Впрочем, растут бельчата быстро. С каждым днём становятся всё бойчей, самостоятельней. Скоро взяли моду шастать где вздумается. Исчезали всё надольше. А к зиме и вовсе остались мы с Бэлой вдвоём. И снова — привычная наша с ней жизнь: красота, тишина, чай с сушками, прогулки. Уж променад — пренепременно, в любую погоду и мороз. Она караулит, когда я выйду на улицу. Радёшенька! Перво-наперво искупается в снегу, попрыгает чуток для разминки и опрометью кидается следом за мной. Бежит по снежку вприпрыжку, как собачонка. Догнала — и по валенку, по брюкам карабкается вверх. Нырь мордочкой в карман — и затихла. Знает: там у меня пусто не бывает. Сощёлкала все орешки — и шур за пазуху. Прижалась ко мне, греется. А лапки-то, лапки холоднючие! Всё-таки тут природа чего-то не додумала: при такой-то шубе — и абсолютно босые ноги!
— Ну, согрелась? Сыта? Будь здорова! Мне идти пора. Всё, всё — беги. Да не за мной. Давай-ка — к себе! Кому сказано! А ну, марш назад! И чтобы в калитку — ни-ни! Слышишь? Никогда!
За калиткой — другой мир. Чужие люди. Каждый месяц — новые. Там — санаторий. Праздный, отпускной, довольный жизнью люд чинно прогуливается по дорожке. Нашагивает прописанное врачом количество метров, попутно обозревая местную природу. Самое оживлённое место — у примитивной кормушки с призывом на картонке: „Кормите птиц и белок!“ Утром, после завтрака, санаторская публика шагает сюда целенаправленно, торжественно неся бумажные кулёчки с недоеденными кусками, собранными со стола крошками. А после, до самого вечера, там — толчея и оживлённые природоведческие дебаты.
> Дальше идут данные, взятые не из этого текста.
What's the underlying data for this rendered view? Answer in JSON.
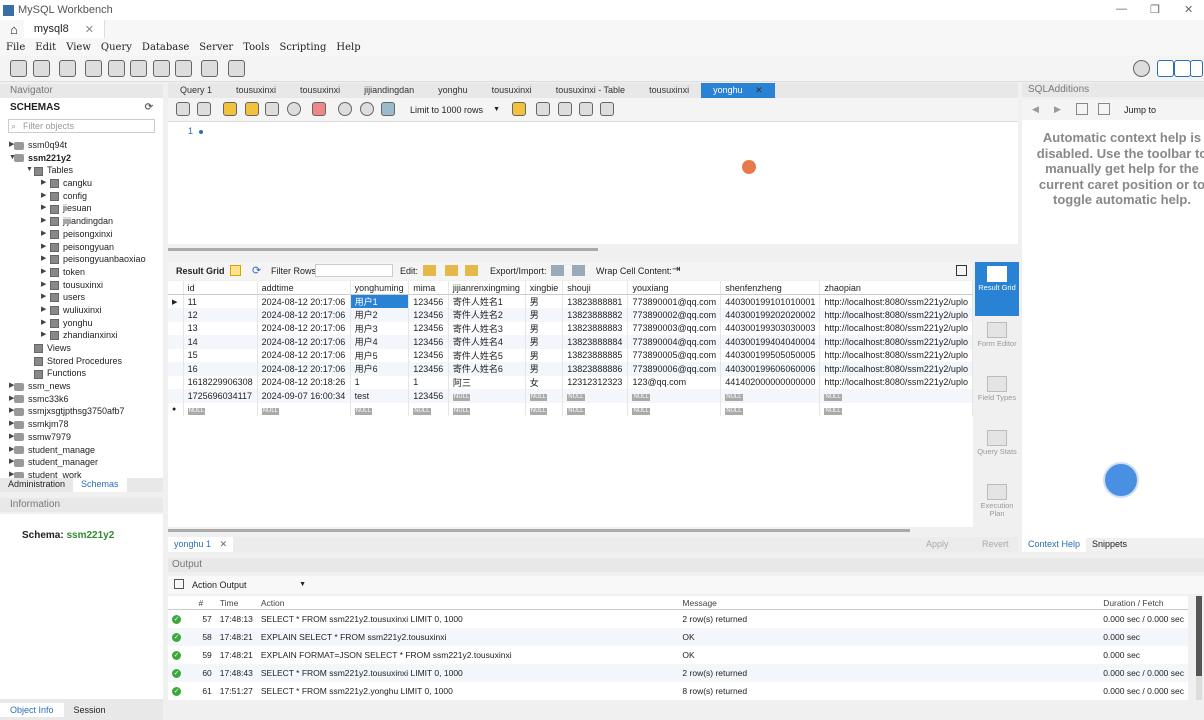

— Ишь, пряник-то вперёд расклевали, а хлеб — уж после. Видать, сладкое тоже любят.
— Ты гляди, сколько мучного едят — и ничего, не толстеют. Счастливые!
— Ой, какая прелесть! Хвостик-то, хвостик-то какой пушистый!
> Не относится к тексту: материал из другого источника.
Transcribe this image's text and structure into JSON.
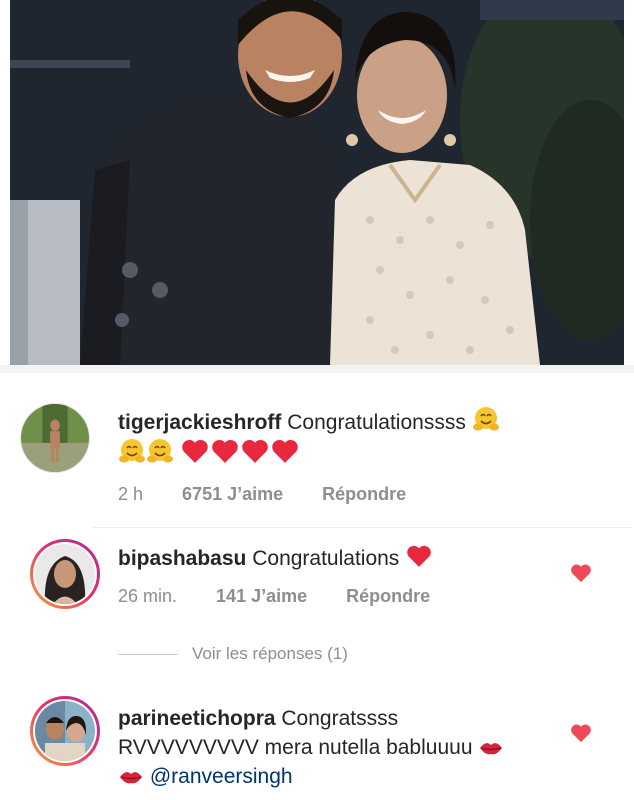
{
  "post": {
    "photo_icon": "couple-photo"
  },
  "comments": [
    {
      "username": "tigerjackieshroff",
      "text": "Congratulationssss",
      "emoji_line": "hug-emoji x3, red-heart x4",
      "time": "2 h",
      "likes": "6751 J’aime",
      "reply": "Répondre"
    },
    {
      "username": "bipashabasu",
      "text": "Congratulations",
      "time": "26 min.",
      "likes": "141 J’aime",
      "reply": "Répondre",
      "view_replies": "Voir les réponses (1)"
    },
    {
      "username": "parineetichopra",
      "text": "Congratssss",
      "line2": "RVVVVVVVVV mera nutella babluuuu",
      "mention": "@ranveersingh"
    }
  ],
  "colors": {
    "heart": "#ed4956",
    "meta": "#8e8e8e",
    "text": "#262626",
    "mention": "#003569"
  }
}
— А лапочками, прямо как ручками, всё берёт.
— Жаль, внучек мой не видит. Ох, он бы тут… Вот бы привезти ему в подарок! Дак разве ж её поймаешь!
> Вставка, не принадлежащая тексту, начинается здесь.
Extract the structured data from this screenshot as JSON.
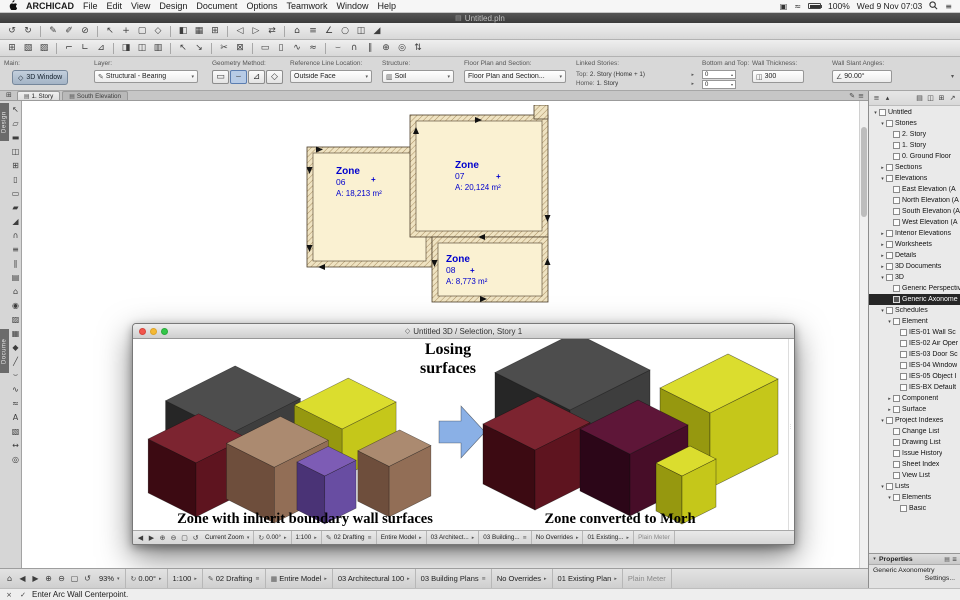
{
  "glyphs": {
    "chev_down": "▾",
    "chev_right": "▸",
    "chev_up": "▴",
    "menu": "≡",
    "cube": "◇",
    "pencil": "✎",
    "layers": "▥",
    "wall": "◫",
    "angle": "∠",
    "doc": "▤",
    "grid": "⊞",
    "wifi": "≈",
    "display": "▣",
    "dots": "⋮"
  },
  "colors": {
    "selection_highlight": "#262626",
    "zone_fill": "#faf1d2",
    "wall_hatch": "#a98f62",
    "zone_text": "#0000cd",
    "annotation_arrow_fill": "#8ab0e6",
    "annotation_arrow_stroke": "#3a66b0",
    "block_gray": "#4d4d4d",
    "block_maroon": "#5e141f",
    "block_brown": "#926e56",
    "block_purple": "#684da2",
    "block_yellow": "#c5c71a",
    "block_plum": "#470d28",
    "traffic_red": "#f2564d",
    "traffic_yellow": "#f5b935",
    "traffic_green": "#33c748"
  },
  "menubar": {
    "app_name": "ARCHICAD",
    "items": [
      "File",
      "Edit",
      "View",
      "Design",
      "Document",
      "Options",
      "Teamwork",
      "Window",
      "Help"
    ],
    "battery": "100%",
    "clock": "Wed 9 Nov 07:03"
  },
  "titlebar": {
    "title": "Untitled.pln"
  },
  "toolbar1_icons": [
    {
      "n": "undo-icon",
      "g": "↺"
    },
    {
      "n": "redo-icon",
      "g": "↻"
    },
    {
      "n": "separator"
    },
    {
      "n": "pen-icon",
      "g": "✎"
    },
    {
      "n": "pencil-icon",
      "g": "✐"
    },
    {
      "n": "eraser-icon",
      "g": "⊘"
    },
    {
      "n": "separator"
    },
    {
      "n": "arrow-select-icon",
      "g": "↖"
    },
    {
      "n": "add-vertex-icon",
      "g": "+"
    },
    {
      "n": "marquee-icon",
      "g": "▢"
    },
    {
      "n": "polygon-select-icon",
      "g": "◇"
    },
    {
      "n": "separator"
    },
    {
      "n": "layers-icon",
      "g": "◧"
    },
    {
      "n": "mesh-grid-icon",
      "g": "▦"
    },
    {
      "n": "snap-grid-icon",
      "g": "⊞"
    },
    {
      "n": "separator"
    },
    {
      "n": "previous-view-icon",
      "g": "◁"
    },
    {
      "n": "next-view-icon",
      "g": "▷"
    },
    {
      "n": "swap-view-icon",
      "g": "⇄"
    },
    {
      "n": "separator"
    },
    {
      "n": "home-story-icon",
      "g": "⌂"
    },
    {
      "n": "story-list-icon",
      "g": "≡"
    },
    {
      "n": "angle-icon",
      "g": "∠"
    },
    {
      "n": "circle-icon",
      "g": "○"
    },
    {
      "n": "door-icon",
      "g": "◫"
    },
    {
      "n": "roof-icon",
      "g": "◢"
    }
  ],
  "toolbar2_icons": [
    {
      "n": "grid-icon",
      "g": "⊞"
    },
    {
      "n": "hatch-icon",
      "g": "▧"
    },
    {
      "n": "hatch-alt-icon",
      "g": "▨"
    },
    {
      "n": "separator"
    },
    {
      "n": "trim-icon",
      "g": "⌐"
    },
    {
      "n": "adjust-icon",
      "g": "∟"
    },
    {
      "n": "slant-icon",
      "g": "⊿"
    },
    {
      "n": "separator"
    },
    {
      "n": "split-icon",
      "g": "◨"
    },
    {
      "n": "door-alt-icon",
      "g": "◫"
    },
    {
      "n": "layers-alt-icon",
      "g": "▥"
    },
    {
      "n": "separator"
    },
    {
      "n": "drag-icon",
      "g": "↖"
    },
    {
      "n": "stretch-icon",
      "g": "↘"
    },
    {
      "n": "separator"
    },
    {
      "n": "scissors-icon",
      "g": "✂"
    },
    {
      "n": "intersect-icon",
      "g": "⊠"
    },
    {
      "n": "separator"
    },
    {
      "n": "rectangle-icon",
      "g": "▭"
    },
    {
      "n": "column-icon",
      "g": "▯"
    },
    {
      "n": "polyline-icon",
      "g": "∿"
    },
    {
      "n": "spline-icon",
      "g": "≈"
    },
    {
      "n": "separator"
    },
    {
      "n": "arc-icon",
      "g": "⌣"
    },
    {
      "n": "shell-icon",
      "g": "∩"
    },
    {
      "n": "parallel-icon",
      "g": "∥"
    },
    {
      "n": "zoom-add-icon",
      "g": "⊕"
    },
    {
      "n": "camera-icon",
      "g": "◎"
    },
    {
      "n": "order-icon",
      "g": "⇅"
    }
  ],
  "infobox": {
    "section_label": "Main:",
    "tool_button": "3D Window",
    "layer_label": "Layer:",
    "layer_value": "Structural - Bearing",
    "geometry_label": "Geometry Method:",
    "geometry_buttons": [
      {
        "n": "geometry-straight-icon",
        "g": "▭"
      },
      {
        "n": "geometry-curved-icon",
        "g": "⌣",
        "sel": true
      },
      {
        "n": "geometry-trapezoid-icon",
        "g": "⊿"
      },
      {
        "n": "geometry-polygon-icon",
        "g": "◇"
      }
    ],
    "refline_label": "Reference Line Location:",
    "refline_value": "Outside Face",
    "structure_label": "Structure:",
    "structure_value": "Soil",
    "floorplan_label": "Floor Plan and Section:",
    "floorplan_value": "Floor Plan and Section...",
    "linked_label": "Linked Stories:",
    "top_label": "Top:",
    "top_value": "2. Story (Home + 1)",
    "home_label": "Home:",
    "home_value": "1. Story",
    "offsets_label": "Bottom and Top:",
    "offset_top": "0",
    "offset_bottom": "0",
    "thickness_label": "Wall Thickness:",
    "thickness_value": "300",
    "slant_label": "Wall Slant Angles:",
    "slant_value": "90.00°"
  },
  "tabs": {
    "active": "1. Story",
    "inactive": "South Elevation"
  },
  "toolbox": {
    "section_design": "Design",
    "section_document": "Docume",
    "icons": [
      {
        "n": "arrow-tool-icon",
        "g": "↖"
      },
      {
        "n": "marquee-tool-icon",
        "g": "▱"
      },
      {
        "n": "wall-tool-icon",
        "g": "▬"
      },
      {
        "n": "door-tool-icon",
        "g": "◫"
      },
      {
        "n": "window-tool-icon",
        "g": "⊞"
      },
      {
        "n": "column-tool-icon",
        "g": "▯"
      },
      {
        "n": "beam-tool-icon",
        "g": "▭"
      },
      {
        "n": "slab-tool-icon",
        "g": "▰"
      },
      {
        "n": "roof-tool-icon",
        "g": "◢"
      },
      {
        "n": "shell-tool-icon",
        "g": "∩"
      },
      {
        "n": "stair-tool-icon",
        "g": "≡"
      },
      {
        "n": "railing-tool-icon",
        "g": "∥"
      },
      {
        "n": "curtain-wall-tool-icon",
        "g": "▤"
      },
      {
        "n": "object-tool-icon",
        "g": "⌂"
      },
      {
        "n": "lamp-tool-icon",
        "g": "◉"
      },
      {
        "n": "zone-tool-icon",
        "g": "▨"
      },
      {
        "n": "mesh-tool-icon",
        "g": "▦"
      },
      {
        "n": "morph-tool-icon",
        "g": "◆"
      },
      {
        "n": "line-tool-icon",
        "g": "╱"
      },
      {
        "n": "arc-tool-icon",
        "g": "⌣"
      },
      {
        "n": "polyline-tool-icon",
        "g": "∿"
      },
      {
        "n": "spline-tool-icon",
        "g": "≈"
      },
      {
        "n": "text-tool-icon",
        "g": "A"
      },
      {
        "n": "fill-tool-icon",
        "g": "▧"
      },
      {
        "n": "dimension-tool-icon",
        "g": "↔"
      },
      {
        "n": "camera-tool-icon",
        "g": "◎"
      }
    ]
  },
  "plan": {
    "zones": [
      {
        "title": "Zone",
        "number": "06",
        "area": "A: 18,213 m²"
      },
      {
        "title": "Zone",
        "number": "07",
        "area": "A: 20,124 m²"
      },
      {
        "title": "Zone",
        "number": "08",
        "area": "A: 8,773 m²"
      }
    ],
    "handle_glyph": "+"
  },
  "viewer": {
    "title": "Untitled 3D / Selection, Story 1",
    "annotation_line1": "Losing",
    "annotation_line2": "surfaces",
    "caption_left": "Zone with inherit boundary wall surfaces",
    "caption_right": "Zone converted to Morh",
    "nav_icons": [
      {
        "n": "back-icon",
        "g": "◀"
      },
      {
        "n": "forward-icon",
        "g": "▶"
      },
      {
        "n": "zoom-in-icon",
        "g": "⊕"
      },
      {
        "n": "zoom-out-icon",
        "g": "⊖"
      },
      {
        "n": "fit-in-window-icon",
        "g": "▢"
      },
      {
        "n": "orbit-icon",
        "g": "↺"
      }
    ],
    "segments": [
      {
        "label": "Current Zoom",
        "chev": "▾"
      },
      {
        "icon": "↻",
        "label": "0.00°",
        "chev": "▸"
      },
      {
        "label": "1:100",
        "chev": "▸"
      },
      {
        "icon": "✎",
        "label": "02 Drafting",
        "chev": "≡"
      },
      {
        "label": "Entire Model",
        "chev": "▸"
      },
      {
        "label": "03 Architect...",
        "chev": "▸"
      },
      {
        "label": "03 Building...",
        "chev": "≡"
      },
      {
        "label": "No Overrides",
        "chev": "▸"
      },
      {
        "label": "01 Existing...",
        "chev": "▸"
      },
      {
        "label": "Plain Meter",
        "dim": true
      }
    ]
  },
  "navigator": {
    "top_left_icons": [
      {
        "n": "project-chooser-icon",
        "g": "≡"
      },
      {
        "n": "navigator-up-icon",
        "g": "▴"
      }
    ],
    "top_right_icons": [
      {
        "n": "project-map-icon",
        "g": "▤"
      },
      {
        "n": "view-map-icon",
        "g": "◫"
      },
      {
        "n": "layout-book-icon",
        "g": "⊞"
      },
      {
        "n": "publisher-icon",
        "g": "↗"
      }
    ],
    "items": [
      {
        "label": "Untitled",
        "indent": 0,
        "expander": "▾"
      },
      {
        "label": "Stories",
        "indent": 1,
        "expander": "▾"
      },
      {
        "label": "2. Story",
        "indent": 2
      },
      {
        "label": "1. Story",
        "indent": 2
      },
      {
        "label": "0. Ground Floor",
        "indent": 2
      },
      {
        "label": "Sections",
        "indent": 1,
        "expander": "▸"
      },
      {
        "label": "Elevations",
        "indent": 1,
        "expander": "▾"
      },
      {
        "label": "East Elevation (A",
        "indent": 2
      },
      {
        "label": "North Elevation (A",
        "indent": 2
      },
      {
        "label": "South Elevation (A",
        "indent": 2
      },
      {
        "label": "West Elevation (A",
        "indent": 2
      },
      {
        "label": "Interior Elevations",
        "indent": 1,
        "expander": "▸"
      },
      {
        "label": "Worksheets",
        "indent": 1,
        "expander": "▸"
      },
      {
        "label": "Details",
        "indent": 1,
        "expander": "▸"
      },
      {
        "label": "3D Documents",
        "indent": 1,
        "expander": "▸"
      },
      {
        "label": "3D",
        "indent": 1,
        "expander": "▾"
      },
      {
        "label": "Generic Perspectiv",
        "indent": 2
      },
      {
        "label": "Generic Axonome",
        "indent": 2,
        "selected": true
      },
      {
        "label": "Schedules",
        "indent": 1,
        "expander": "▾"
      },
      {
        "label": "Element",
        "indent": 2,
        "expander": "▾"
      },
      {
        "label": "IES-01 Wall Sc",
        "indent": 3
      },
      {
        "label": "IES-02 Air Oper",
        "indent": 3
      },
      {
        "label": "IES-03 Door Sc",
        "indent": 3
      },
      {
        "label": "IES-04 Window",
        "indent": 3
      },
      {
        "label": "IES-05 Object I",
        "indent": 3
      },
      {
        "label": "IES-BX Default",
        "indent": 3
      },
      {
        "label": "Component",
        "indent": 2,
        "expander": "▸"
      },
      {
        "label": "Surface",
        "indent": 2,
        "expander": "▸"
      },
      {
        "label": "Project Indexes",
        "indent": 1,
        "expander": "▾"
      },
      {
        "label": "Change List",
        "indent": 2
      },
      {
        "label": "Drawing List",
        "indent": 2
      },
      {
        "label": "Issue History",
        "indent": 2
      },
      {
        "label": "Sheet Index",
        "indent": 2
      },
      {
        "label": "View List",
        "indent": 2
      },
      {
        "label": "Lists",
        "indent": 1,
        "expander": "▾"
      },
      {
        "label": "Elements",
        "indent": 2,
        "expander": "▾"
      },
      {
        "label": "Basic",
        "indent": 3
      }
    ],
    "properties_header": "Properties",
    "properties_value": "Generic Axonometry",
    "settings_label": "Settings..."
  },
  "statusbar": {
    "nav_icons": [
      {
        "n": "home-icon",
        "g": "⌂"
      },
      {
        "n": "back-icon",
        "g": "◀"
      },
      {
        "n": "forward-icon",
        "g": "▶"
      },
      {
        "n": "zoom-in-icon",
        "g": "⊕"
      },
      {
        "n": "zoom-out-icon",
        "g": "⊖"
      },
      {
        "n": "fit-in-window-icon",
        "g": "▢"
      },
      {
        "n": "orbit-icon",
        "g": "↺"
      }
    ],
    "segments": [
      {
        "label": "93%",
        "chev": "▾"
      },
      {
        "icon": "↻",
        "label": "0.00°",
        "chev": "▸"
      },
      {
        "label": "1:100",
        "chev": "▸"
      },
      {
        "icon": "✎",
        "label": "02 Drafting",
        "chev": "≡"
      },
      {
        "icon": "▦",
        "label": "Entire Model",
        "chev": "▸"
      },
      {
        "label": "03 Architectural 100",
        "chev": "▸"
      },
      {
        "label": "03 Building Plans",
        "chev": "≡"
      },
      {
        "label": "No Overrides",
        "chev": "▸"
      },
      {
        "label": "01 Existing Plan",
        "chev": "▸"
      },
      {
        "label": "Plain Meter",
        "dim": true
      }
    ]
  },
  "hintbar": {
    "hint": "Enter Arc Wall Centerpoint."
  }
}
Дикая городская публика верна себе.
— Как ты думаешь, сколько нужно белок на шапку? Наверное, штуки три, не меньше?
— Да нет, трёх не хватит. Думаю, надо не меньше пяти. В дело-то идут только спинки.
Пуще прежнего гоню Бэлу от калитки. Даже хворостину приспособила. Убеждаю, стращаю, умоляю:
— Не ходи ты туда, ради Бога! Уж меня за человека не считаешь — не думай, что все двуногие одинаковые. Нельзя быть такой доверчивой. В мире ведь не только добро, но и худо есть. Ох, боюсь я за тебя. Скоро вот начнётся новый дачный сезон. Сколько сюда понаедет всяких-разных! Страшно мне за тебя.
…Она исчезла в первое же летнее воскресенье, когда к нам, будто прорвав где-то плотину, хлынул вал дачников…
Я стараюсь не представлять, как это было. Только вздрагиваю теперь всякий раз, как увижу кого-то в беличьей шапке. Иду, как прикованная, следом. Встав на цыпочки, всё смотрю, смотрю на весёлый пушистый мех, страшась увидеть знакомое родимое пятно. Какое было у Бэлы. На спинке, справа…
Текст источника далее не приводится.